Congenital Analgesia in Biopsychosocial Model

The rabbit hole of pain science allowed me to stumble upon the condition congenital analgesia and I was struggling with the context based on my understanding of the biopsychosocial model.

My understanding of congenital analgesia is that it is based on a type of neuropathy, which would prevent the pain signals from being realized at the expected site (such as a cut on the hand). If someone with this condition has never felt the sensation of pain, does that mean the trigger is still being sent from the brain and not realized at the site due to neuropathy or since the sensation of pain has never been felt there is no precedence for any pain response? If someone can experience phantom pain in a limb they do not have, then no nerves does not seem that different from neuropathy. This makes me think that while neuropathy is present, there is also no referenced pain response, so the -psychosocial part of biopsychosocial seems to have no precedence here. So if this is purely a biological issue due to the neuropathy, where exactly is that breakdown in the chain of the brain mapping/pain signaling?

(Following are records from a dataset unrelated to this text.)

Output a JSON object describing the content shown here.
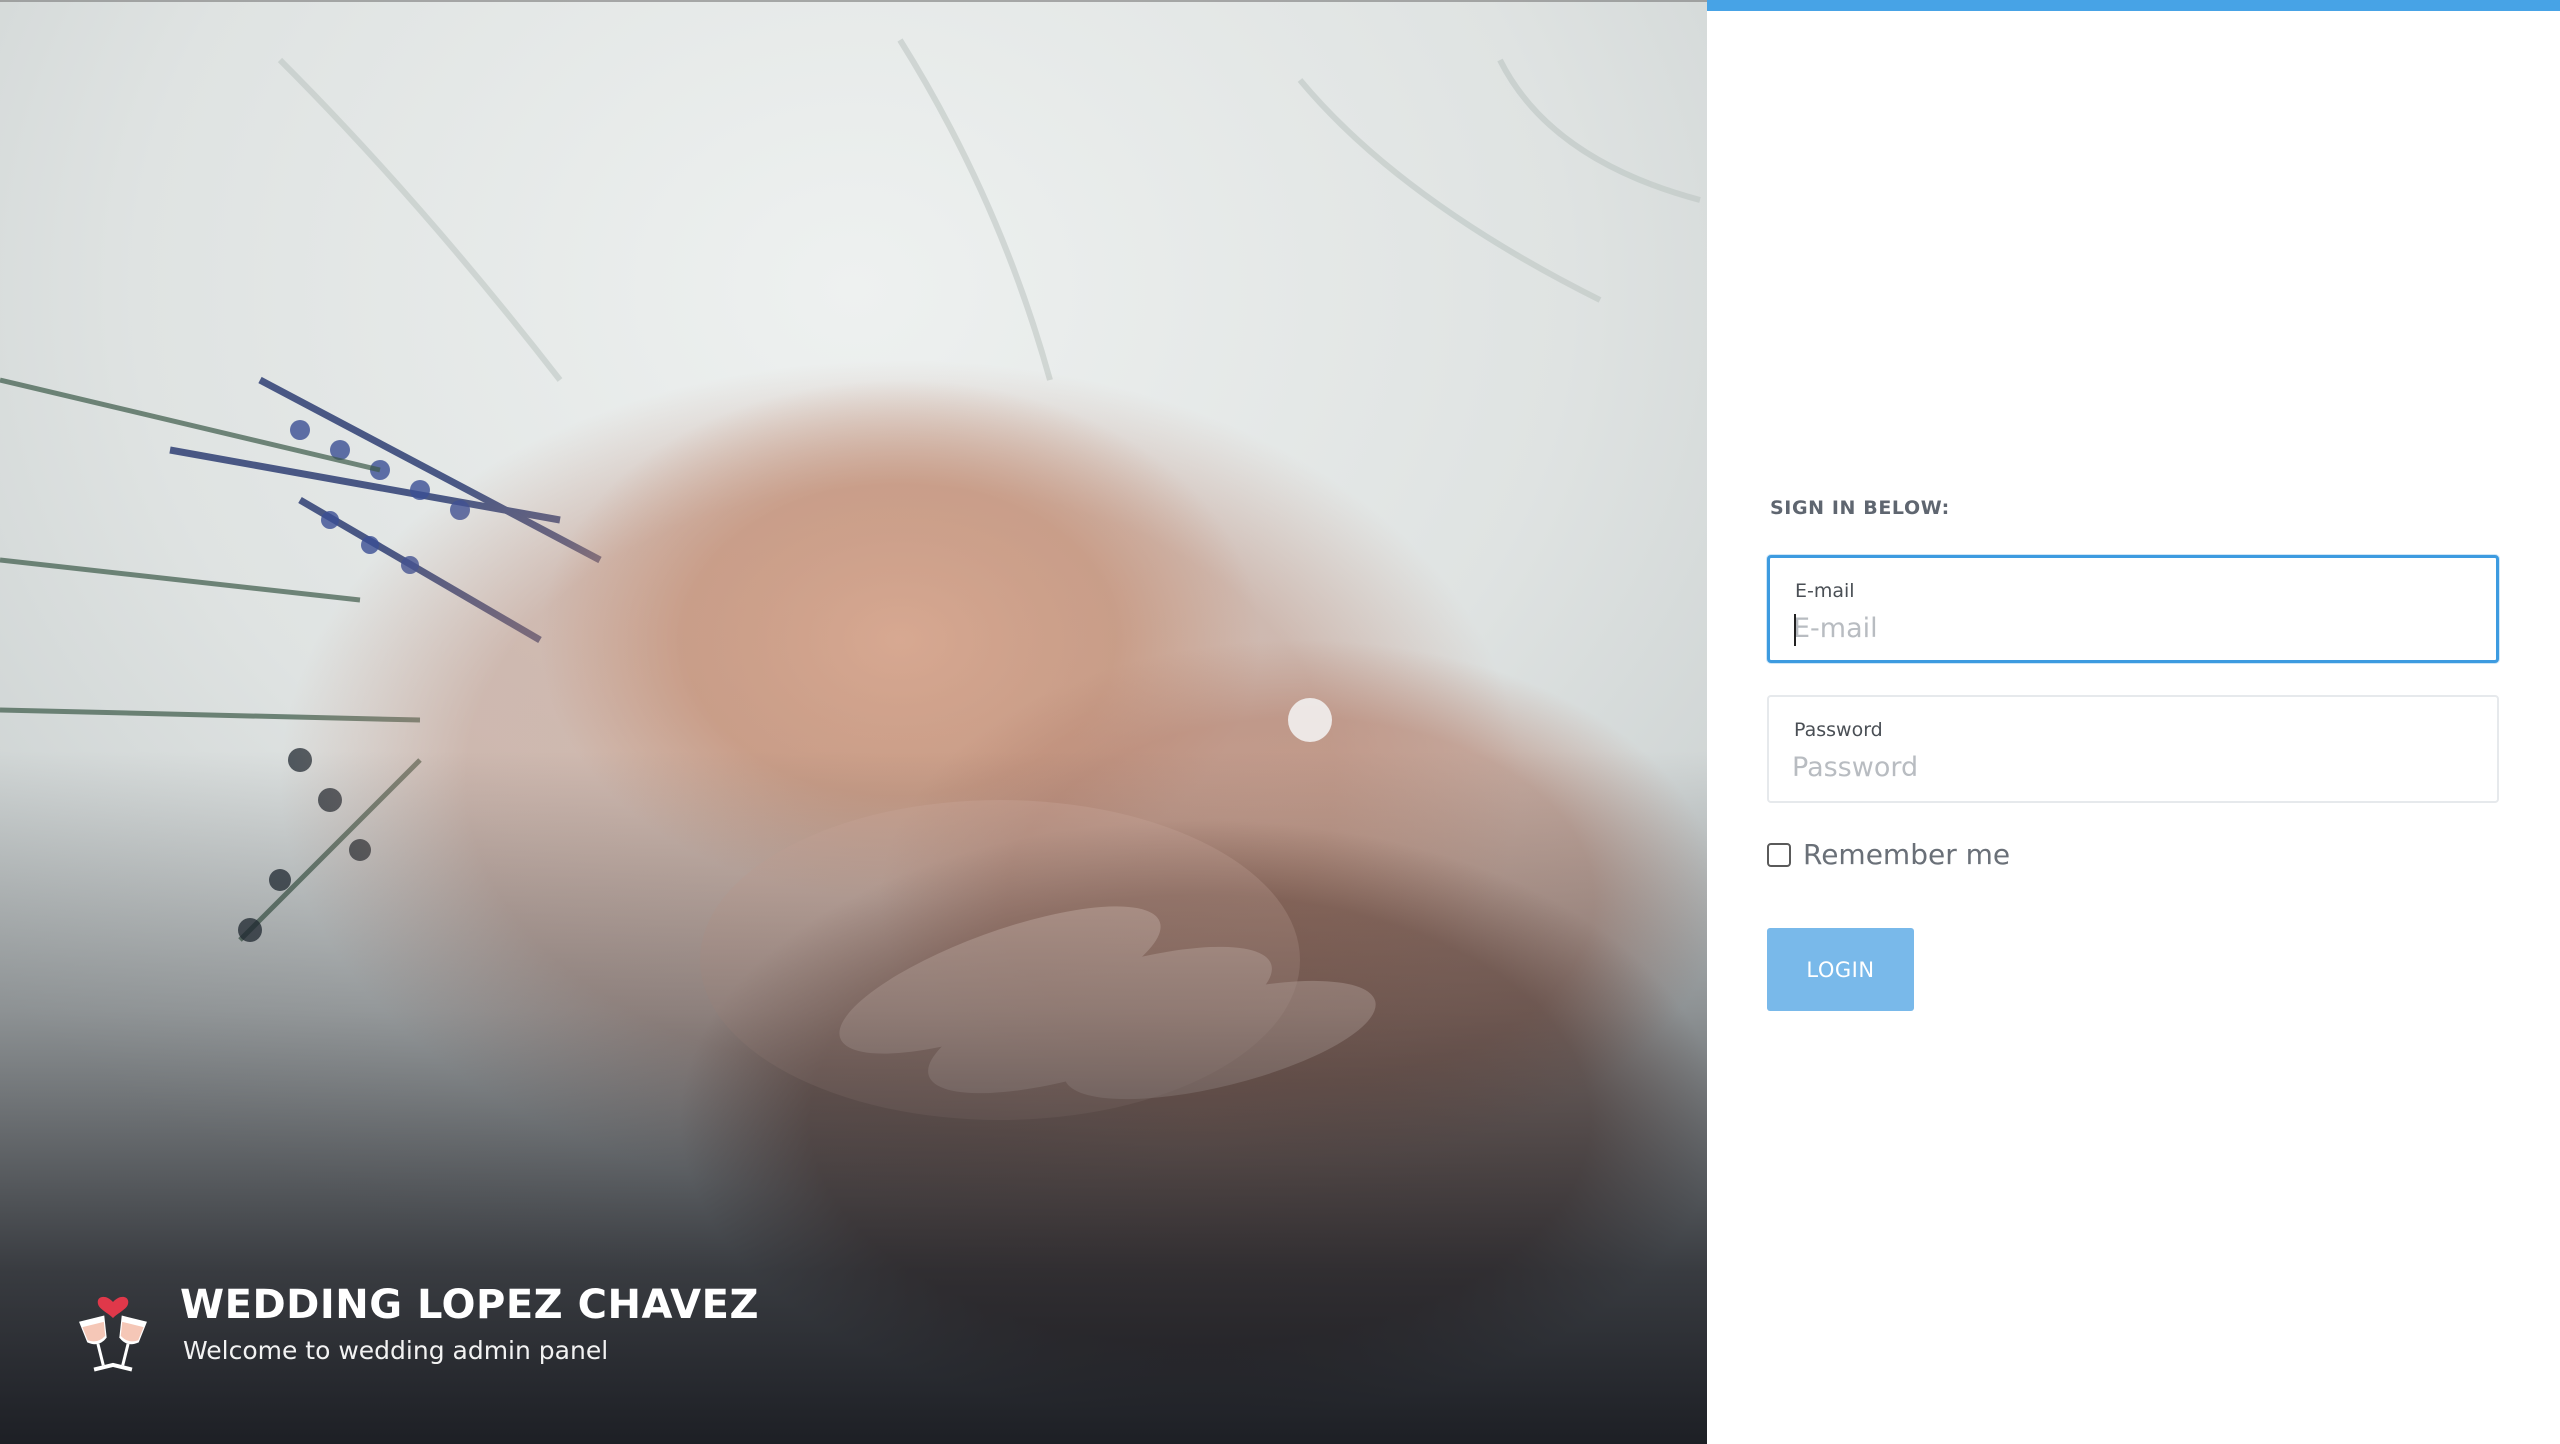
{
  "hero": {
    "title": "WEDDING LOPEZ CHAVEZ",
    "subtitle": "Welcome to wedding admin panel",
    "logo_icon": "champagne-toast-heart-icon"
  },
  "signin": {
    "heading": "SIGN IN BELOW:",
    "email": {
      "label": "E-mail",
      "placeholder": "E-mail",
      "value": ""
    },
    "password": {
      "label": "Password",
      "placeholder": "Password",
      "value": ""
    },
    "remember_label": "Remember me",
    "remember_checked": false,
    "login_label": "LOGIN"
  },
  "colors": {
    "accent": "#47a3e6",
    "focus_border": "#3d9be0",
    "button": "#79b9ea",
    "heart": "#e0384a"
  }
}
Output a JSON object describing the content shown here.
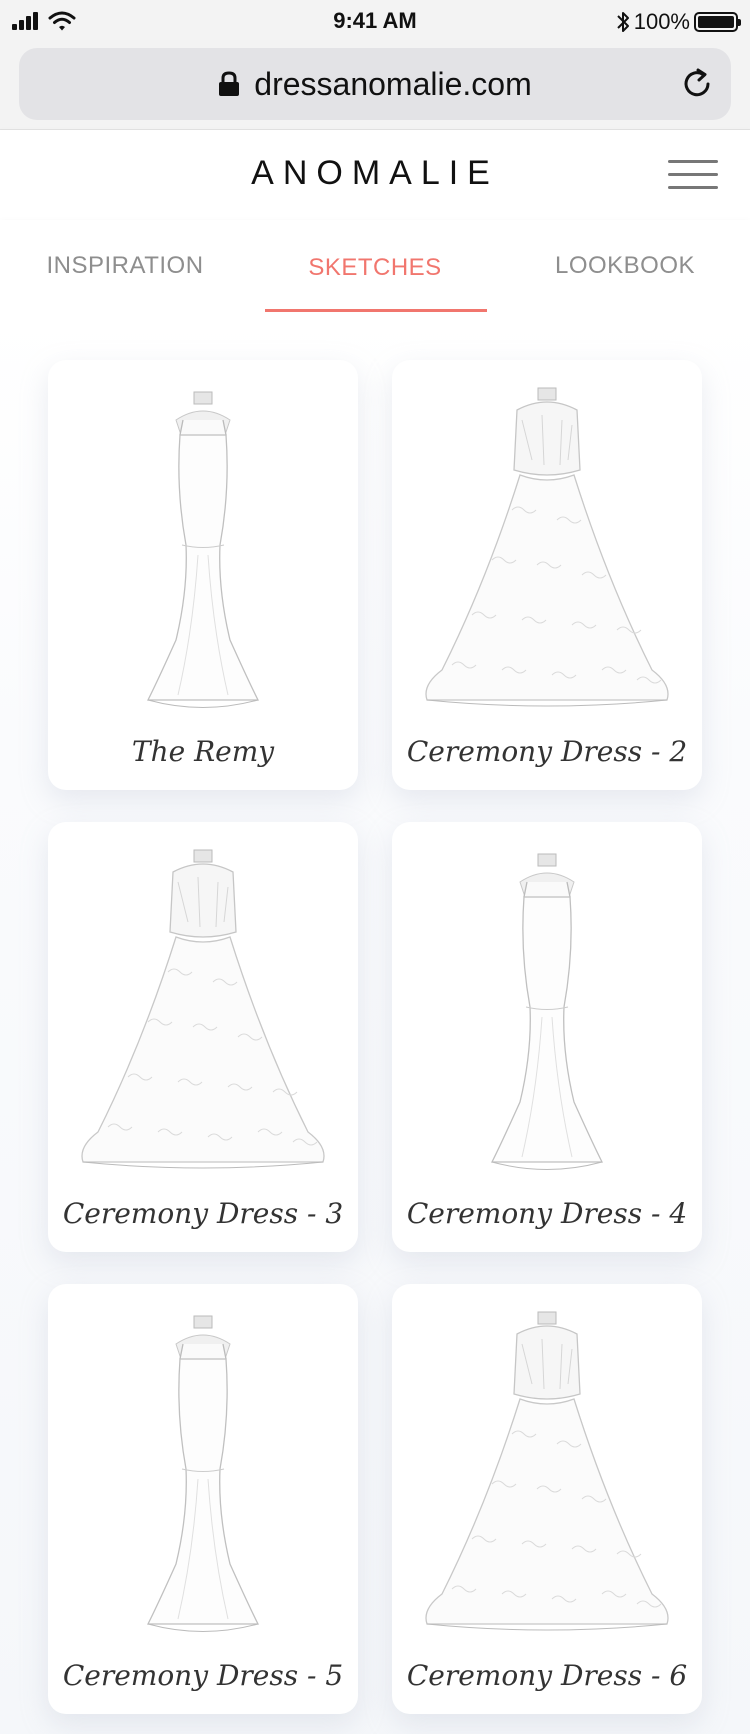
{
  "status_bar": {
    "time": "9:41 AM",
    "battery": "100%",
    "bluetooth_icon": "bluetooth-icon",
    "signal_icon": "signal-icon",
    "wifi_icon": "wifi-icon"
  },
  "browser": {
    "url": "dressanomalie.com",
    "lock_icon": "lock-icon",
    "reload_icon": "reload-icon"
  },
  "header": {
    "brand": "ANOMALIE",
    "menu_icon": "hamburger-menu-icon"
  },
  "tabs": [
    {
      "label": "INSPIRATION",
      "active": false
    },
    {
      "label": "SKETCHES",
      "active": true
    },
    {
      "label": "LOOKBOOK",
      "active": false
    }
  ],
  "colors": {
    "accent": "#f1766e",
    "tab_inactive": "#8e8e8e"
  },
  "cards": [
    {
      "title": "The Remy",
      "style": "mermaid"
    },
    {
      "title": "Ceremony Dress - 2",
      "style": "ballgown"
    },
    {
      "title": "Ceremony Dress - 3",
      "style": "ballgown"
    },
    {
      "title": "Ceremony Dress - 4",
      "style": "mermaid"
    },
    {
      "title": "Ceremony Dress - 5",
      "style": "mermaid"
    },
    {
      "title": "Ceremony Dress - 6",
      "style": "ballgown"
    }
  ]
}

Super, super interesting condition.

Start here: Pain Management 101: Understanding Types, Causes, and Treatment Options - Kratom.org and see what you think.

Speaking of phantom limb pain: Wife heard a story on RadioLab. Man with missing arm is crippled by pain from his missing clenched fist. Neurologist used a system of mirrors so the man could to look to his left and see in the mirror his right arm. He then trained him to clench his right fist to the point of pain and then unclench it while looking to his left and pretending the arm he saw in the mirror was his missing arm. Eventually the guy was able to unclench his missing fist and eliminate the pain.